Pasteur considered injecting himself with rabies so he could test the efficacy of his vaccine on a human subject, but plans changed in July 1885, when the mother of 9-year-old Jacob Meister pleaded for his help. Pasteur knew that without the vaccine, Jacob, who had been mauled by a rabid dog two days earlier, would definitely die. Pasteur also knew that he couldn't promise the vaccine would save Jacob's life. If the boy died, Pasteur, who wasn't a medical doctor, might even be accused of killing him. With "acute and harrowing anxiety" about the possible grim outcomes, Pasteur went ahead anyway, injecting a series of 14 shots containing live rabies virus into the child. Jacob survived.

Pasteur Becomes an American Hero

On December 2, 1885, a rabid dog went on a rampage in Newark. N.J., biting six children before being shot. At the time, Pasteur wasn't a household name in the U.S., but news of his rabies vaccine had been reported in American media. In a paper published in April 1998 in the "American Historical Review," historian Bert Hansen relates that someone cabled Pasteur asking if he could do anything to help and he cabled back, "Send children immediately." A fundraising campaign was launched to pay for the ocean passage of the four boys, aged 5 to 13, deemed to have been most severely bitten. After being vaccinated, none of the boys developed rabies. In the eyes of the American public, Pasteur was elevated to secular sainthood, and organizations devoted to furthering his work sprang up all over the country.

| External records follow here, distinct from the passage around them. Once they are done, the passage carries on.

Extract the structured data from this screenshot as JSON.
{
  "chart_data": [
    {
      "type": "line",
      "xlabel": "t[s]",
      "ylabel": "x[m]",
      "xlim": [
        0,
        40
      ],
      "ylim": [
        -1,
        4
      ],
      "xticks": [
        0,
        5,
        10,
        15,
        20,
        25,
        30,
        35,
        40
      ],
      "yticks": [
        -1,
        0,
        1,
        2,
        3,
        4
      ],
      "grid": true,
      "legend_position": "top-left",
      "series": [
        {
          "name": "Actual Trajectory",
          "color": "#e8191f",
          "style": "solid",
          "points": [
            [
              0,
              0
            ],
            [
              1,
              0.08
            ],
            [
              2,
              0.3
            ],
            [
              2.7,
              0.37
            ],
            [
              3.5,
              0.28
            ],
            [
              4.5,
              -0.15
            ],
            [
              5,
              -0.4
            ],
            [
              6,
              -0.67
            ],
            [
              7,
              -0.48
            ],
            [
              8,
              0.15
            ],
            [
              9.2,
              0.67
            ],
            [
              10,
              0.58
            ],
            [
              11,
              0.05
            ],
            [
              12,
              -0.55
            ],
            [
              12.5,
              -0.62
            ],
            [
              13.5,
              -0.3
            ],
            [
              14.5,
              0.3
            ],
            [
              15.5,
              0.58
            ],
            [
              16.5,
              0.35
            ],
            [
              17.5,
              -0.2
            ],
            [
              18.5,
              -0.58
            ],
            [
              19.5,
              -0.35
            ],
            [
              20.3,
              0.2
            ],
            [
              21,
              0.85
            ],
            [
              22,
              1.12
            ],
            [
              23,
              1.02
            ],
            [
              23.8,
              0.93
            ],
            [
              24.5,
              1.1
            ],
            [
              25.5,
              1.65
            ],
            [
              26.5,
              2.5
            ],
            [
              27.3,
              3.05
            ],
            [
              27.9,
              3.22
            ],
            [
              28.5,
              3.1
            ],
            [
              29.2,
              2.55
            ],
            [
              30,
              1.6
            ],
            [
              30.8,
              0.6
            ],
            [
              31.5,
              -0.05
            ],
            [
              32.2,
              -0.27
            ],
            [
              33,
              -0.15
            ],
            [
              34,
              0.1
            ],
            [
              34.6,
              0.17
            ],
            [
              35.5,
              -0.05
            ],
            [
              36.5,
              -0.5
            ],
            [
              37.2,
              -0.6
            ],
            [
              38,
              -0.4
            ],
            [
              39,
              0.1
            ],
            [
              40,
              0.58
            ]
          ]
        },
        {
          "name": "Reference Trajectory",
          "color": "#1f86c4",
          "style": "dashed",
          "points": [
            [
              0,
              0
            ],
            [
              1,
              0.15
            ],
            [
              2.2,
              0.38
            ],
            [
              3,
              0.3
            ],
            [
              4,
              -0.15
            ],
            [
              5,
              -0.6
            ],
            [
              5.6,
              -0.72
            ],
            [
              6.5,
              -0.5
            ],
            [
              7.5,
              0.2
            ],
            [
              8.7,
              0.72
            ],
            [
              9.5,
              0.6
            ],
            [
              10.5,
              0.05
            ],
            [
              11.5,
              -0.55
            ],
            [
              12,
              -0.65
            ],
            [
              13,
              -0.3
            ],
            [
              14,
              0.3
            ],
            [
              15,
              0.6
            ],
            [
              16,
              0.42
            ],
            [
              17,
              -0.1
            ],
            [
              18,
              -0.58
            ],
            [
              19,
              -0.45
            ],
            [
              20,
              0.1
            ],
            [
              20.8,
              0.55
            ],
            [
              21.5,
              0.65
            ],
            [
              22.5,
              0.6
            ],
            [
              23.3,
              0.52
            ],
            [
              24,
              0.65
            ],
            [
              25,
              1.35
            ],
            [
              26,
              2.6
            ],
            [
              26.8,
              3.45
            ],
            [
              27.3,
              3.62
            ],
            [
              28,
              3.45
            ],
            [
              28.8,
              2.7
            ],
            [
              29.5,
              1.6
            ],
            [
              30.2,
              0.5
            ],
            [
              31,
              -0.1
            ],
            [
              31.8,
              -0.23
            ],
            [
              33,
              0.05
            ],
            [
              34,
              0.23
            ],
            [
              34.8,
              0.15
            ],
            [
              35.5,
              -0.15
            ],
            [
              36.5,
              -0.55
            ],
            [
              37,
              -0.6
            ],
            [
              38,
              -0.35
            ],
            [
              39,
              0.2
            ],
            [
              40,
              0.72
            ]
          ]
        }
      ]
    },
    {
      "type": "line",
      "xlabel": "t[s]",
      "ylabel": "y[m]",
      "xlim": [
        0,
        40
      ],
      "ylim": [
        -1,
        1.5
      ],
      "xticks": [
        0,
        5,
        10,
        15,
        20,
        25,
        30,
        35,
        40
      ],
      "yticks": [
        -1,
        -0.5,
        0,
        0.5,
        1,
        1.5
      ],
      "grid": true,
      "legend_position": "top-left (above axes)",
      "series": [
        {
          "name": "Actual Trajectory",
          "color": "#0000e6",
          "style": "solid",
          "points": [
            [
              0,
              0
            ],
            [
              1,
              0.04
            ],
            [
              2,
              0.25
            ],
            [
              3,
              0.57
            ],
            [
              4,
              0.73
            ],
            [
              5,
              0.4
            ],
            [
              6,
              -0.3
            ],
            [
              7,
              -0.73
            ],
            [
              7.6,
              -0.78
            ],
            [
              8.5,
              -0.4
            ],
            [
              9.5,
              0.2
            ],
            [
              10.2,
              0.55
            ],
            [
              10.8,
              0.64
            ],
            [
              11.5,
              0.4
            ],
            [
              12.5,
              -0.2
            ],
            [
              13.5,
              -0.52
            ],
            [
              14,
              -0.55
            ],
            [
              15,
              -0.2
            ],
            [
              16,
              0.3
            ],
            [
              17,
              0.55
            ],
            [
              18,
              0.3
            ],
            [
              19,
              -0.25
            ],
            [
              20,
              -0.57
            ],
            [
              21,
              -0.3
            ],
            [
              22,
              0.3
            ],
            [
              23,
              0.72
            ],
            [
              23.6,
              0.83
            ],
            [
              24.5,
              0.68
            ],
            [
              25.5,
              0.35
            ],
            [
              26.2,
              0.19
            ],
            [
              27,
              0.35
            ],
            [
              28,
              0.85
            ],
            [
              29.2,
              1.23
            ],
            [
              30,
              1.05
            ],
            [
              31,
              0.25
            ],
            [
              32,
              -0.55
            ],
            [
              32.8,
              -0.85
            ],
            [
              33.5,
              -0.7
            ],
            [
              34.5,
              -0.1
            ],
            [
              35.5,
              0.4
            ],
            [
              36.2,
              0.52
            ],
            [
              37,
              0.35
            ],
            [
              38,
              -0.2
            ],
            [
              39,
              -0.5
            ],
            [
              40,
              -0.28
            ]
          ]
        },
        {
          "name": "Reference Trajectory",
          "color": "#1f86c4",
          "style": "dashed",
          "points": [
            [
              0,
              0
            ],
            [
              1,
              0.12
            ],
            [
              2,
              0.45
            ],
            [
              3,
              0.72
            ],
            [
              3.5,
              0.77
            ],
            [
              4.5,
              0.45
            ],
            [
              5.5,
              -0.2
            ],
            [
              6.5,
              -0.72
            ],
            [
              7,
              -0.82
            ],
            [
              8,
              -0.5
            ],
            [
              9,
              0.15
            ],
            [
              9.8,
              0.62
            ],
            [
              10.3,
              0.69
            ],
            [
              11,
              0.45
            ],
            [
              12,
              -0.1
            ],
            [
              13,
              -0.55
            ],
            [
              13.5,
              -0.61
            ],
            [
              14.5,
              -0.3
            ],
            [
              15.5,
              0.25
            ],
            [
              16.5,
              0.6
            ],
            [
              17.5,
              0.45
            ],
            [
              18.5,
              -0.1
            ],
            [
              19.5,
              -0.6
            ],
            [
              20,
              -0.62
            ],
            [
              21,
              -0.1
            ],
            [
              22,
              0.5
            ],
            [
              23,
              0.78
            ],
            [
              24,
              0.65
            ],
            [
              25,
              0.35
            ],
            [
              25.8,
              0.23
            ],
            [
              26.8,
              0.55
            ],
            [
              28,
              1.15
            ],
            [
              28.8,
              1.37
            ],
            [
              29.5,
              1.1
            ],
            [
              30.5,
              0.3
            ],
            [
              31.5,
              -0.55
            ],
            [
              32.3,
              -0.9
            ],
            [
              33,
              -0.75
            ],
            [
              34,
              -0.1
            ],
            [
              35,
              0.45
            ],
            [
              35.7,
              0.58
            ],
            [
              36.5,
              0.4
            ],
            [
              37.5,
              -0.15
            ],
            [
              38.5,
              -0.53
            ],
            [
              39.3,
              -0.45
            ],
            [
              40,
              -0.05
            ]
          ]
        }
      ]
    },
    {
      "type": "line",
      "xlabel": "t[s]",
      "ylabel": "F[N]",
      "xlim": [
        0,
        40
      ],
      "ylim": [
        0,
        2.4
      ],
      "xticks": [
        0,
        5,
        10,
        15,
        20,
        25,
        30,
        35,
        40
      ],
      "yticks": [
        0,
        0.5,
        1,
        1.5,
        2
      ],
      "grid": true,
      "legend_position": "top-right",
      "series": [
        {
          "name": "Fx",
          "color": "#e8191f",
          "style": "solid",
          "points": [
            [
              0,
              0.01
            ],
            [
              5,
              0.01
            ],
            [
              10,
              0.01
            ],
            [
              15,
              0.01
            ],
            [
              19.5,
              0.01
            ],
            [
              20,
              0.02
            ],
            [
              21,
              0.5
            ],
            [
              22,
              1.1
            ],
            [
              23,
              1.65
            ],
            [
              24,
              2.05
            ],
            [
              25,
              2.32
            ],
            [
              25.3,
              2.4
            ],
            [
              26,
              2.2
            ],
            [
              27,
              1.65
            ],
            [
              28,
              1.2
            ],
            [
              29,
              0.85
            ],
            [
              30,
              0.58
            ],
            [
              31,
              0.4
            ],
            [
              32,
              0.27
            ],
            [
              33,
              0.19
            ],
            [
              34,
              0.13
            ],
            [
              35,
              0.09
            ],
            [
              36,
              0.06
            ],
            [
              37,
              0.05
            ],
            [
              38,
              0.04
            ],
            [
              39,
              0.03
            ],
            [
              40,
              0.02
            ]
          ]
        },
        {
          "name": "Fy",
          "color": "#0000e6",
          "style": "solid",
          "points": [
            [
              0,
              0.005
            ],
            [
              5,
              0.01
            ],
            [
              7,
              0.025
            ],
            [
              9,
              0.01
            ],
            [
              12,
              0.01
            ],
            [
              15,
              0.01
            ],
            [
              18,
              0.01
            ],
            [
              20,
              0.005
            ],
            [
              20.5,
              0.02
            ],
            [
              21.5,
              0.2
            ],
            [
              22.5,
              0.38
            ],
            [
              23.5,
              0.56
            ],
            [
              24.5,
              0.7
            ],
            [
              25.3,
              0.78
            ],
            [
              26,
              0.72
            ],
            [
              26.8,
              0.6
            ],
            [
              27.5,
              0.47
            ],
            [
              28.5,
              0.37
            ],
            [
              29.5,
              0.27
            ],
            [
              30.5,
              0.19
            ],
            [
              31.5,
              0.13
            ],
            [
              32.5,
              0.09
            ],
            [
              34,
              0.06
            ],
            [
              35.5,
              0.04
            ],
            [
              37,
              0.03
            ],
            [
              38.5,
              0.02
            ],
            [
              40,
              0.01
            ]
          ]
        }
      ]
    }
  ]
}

Rabies Prevalence Then and Now

The records of the Institut Pasteur in Paris provide an indication of how big the rabies problem was in Europe in Pasteur's time. By March 1, 1886, Pasteur had treated 350 people, reporting only one failure, which he attributed to the fact that rabies had already invaded the patient's nervous system when the vaccine was administered. A few months later, Pasteur presented the French Academy of Sciences with 726 more successful case histories. Today, thanks to vaccination programs, rabies has all but been wiped out in domestic animals throughout the developed world, although the disease still persists in wildlife. Sadly, people in the developing world haven't been as fortunate. According to the World Health Organization, every year, more than 55,000 die of rabies, mostly in Asia and Africa, and 40 percent of those infected by rabid animals, mostly dogs, are under the age of 15.